Il nous eût été agréable de posséder quelques bonnes épreuves photographiques (prises au moment même du phénomène) de Josué arrêtant le soleil par exemple, – de quelques Vues du Paradis terrestre prises de l’Entrée aux épées flamboyantes ; de l’Arbre de la Science ; du Serpent, etc. ; de quelques vues du Déluge, prises au sommet de l’Ararat (l’industrieux Japhet, aurait, je le parierais, emporté un objectif dans l’arche s’il eût connu ce merveilleux instrument). Plus tard, on eût cliché les Sept Plaies d’Egypte, le Buisson ardent, le Passage de la mer Rouge, avant, pendant et après l’épisode, le Mané, le Thécel, Pharès, du festin de Balthazar ; le bûcher d’Assurbanibal, le Labarum, la Tête de Méduse, le Minotaure, etc., – et nous jouirions aujourd’hui, des portraits-cartes de Prométhée, des Stymphalides, des Sibylles, des Danaïdes, des Furies, etc., etc.

Et tous les épisodes du Nouveau-Testament ! Quelles épreuves ! Et toutes les anecdotes de l’Histoire des empires d’Orient et d’Occident ! Quelle collection ! Et les martyres ! Et les supplices ! […]

Et les scènes de torture, depuis le commencement des sociétés […].

Et les portraits de tous les civilisateurs, de Nemrod à Napoléon, de Moïse à Washington […].

Et les portraits de toutes les belles femmes, depuis Vénus, Europe, Psyché […] !

Et tous les dieux, enfin ! et toutes les déesses ! Jusqu’à la déesse Raison, sans oublier monsieur de l’Etre ! Grandeur nature !

Hélas ! n’est-ce pas dommage qu’on n’ait pas les photographies de tout ce monde-là ? – Quel album !

Et en Histoire naturelle ? En paléontologie, surtout ! […]

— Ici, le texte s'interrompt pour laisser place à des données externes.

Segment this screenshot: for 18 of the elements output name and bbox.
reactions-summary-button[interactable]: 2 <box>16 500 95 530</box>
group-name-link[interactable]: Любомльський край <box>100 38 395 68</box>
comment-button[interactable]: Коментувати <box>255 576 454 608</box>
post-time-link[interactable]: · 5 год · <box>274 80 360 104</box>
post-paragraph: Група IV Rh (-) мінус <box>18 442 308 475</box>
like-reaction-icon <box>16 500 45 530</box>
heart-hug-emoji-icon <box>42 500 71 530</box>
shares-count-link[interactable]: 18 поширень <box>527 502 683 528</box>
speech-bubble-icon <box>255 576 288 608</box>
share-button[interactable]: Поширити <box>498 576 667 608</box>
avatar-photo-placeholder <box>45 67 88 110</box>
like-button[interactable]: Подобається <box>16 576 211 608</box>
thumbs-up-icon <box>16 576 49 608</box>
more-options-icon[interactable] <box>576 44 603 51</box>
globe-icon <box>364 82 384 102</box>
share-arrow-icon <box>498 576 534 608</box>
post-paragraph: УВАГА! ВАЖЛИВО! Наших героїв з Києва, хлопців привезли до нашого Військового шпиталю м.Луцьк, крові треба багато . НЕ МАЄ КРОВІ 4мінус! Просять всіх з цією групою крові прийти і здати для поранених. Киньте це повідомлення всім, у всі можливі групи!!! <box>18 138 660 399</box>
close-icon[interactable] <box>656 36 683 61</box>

A l’euphorie de voir l’écriture de l’histoire radicalement modifiée par l’avènement de l’image photographique répond immédiatement la tristesse rétrospective devant un passé qui ne reflète aucune image de lui-même. Avec une prudence d’usurier il s’agira désormais de thésauriser les images plutôt que de commettre l’erreur de laisser des lacunes dans cette histoire illustrée qu’il s’agit de léguer au futur.

Les traces de Maxime Du Camp

Pourtant, avant de s’atteler à l’enregistrement exhaustif de la réalité présente, les photographes se tournent avec avidité vers le passé, avec une préférence très marquée pour l’Antiquité. Dès lors, le récit de voyage en Orient agrémenté de photographies devient un genre courant. Le texte le plus connu et aussi le plus significatif, car premier de ce type en France, est celui de Maxime Du Camp. Flaubert et Du Camp voyagent en Egypte de 1849 à 1850. De ce périple Maxime Du Camp ramène deux ouvrages de nature différente. Un album de photographies précédé d’une ample introduction érudite, intitulé Egypte, Nubie, Palestine et Syrie2 : « sorte d’incunable où la photographie et la typographie se sont côtoyées pour la première fois »3 : c’est le pan scientifique du voyage. Et un récit de voyage plus classique, Le Nil4, rédigé sous forme épistolaire et adressé à Théophile Gautier, que Du Camp situe avec autorité dans la lignée des grands récits de voyage romantiques : c’est le pan proprement littéraire.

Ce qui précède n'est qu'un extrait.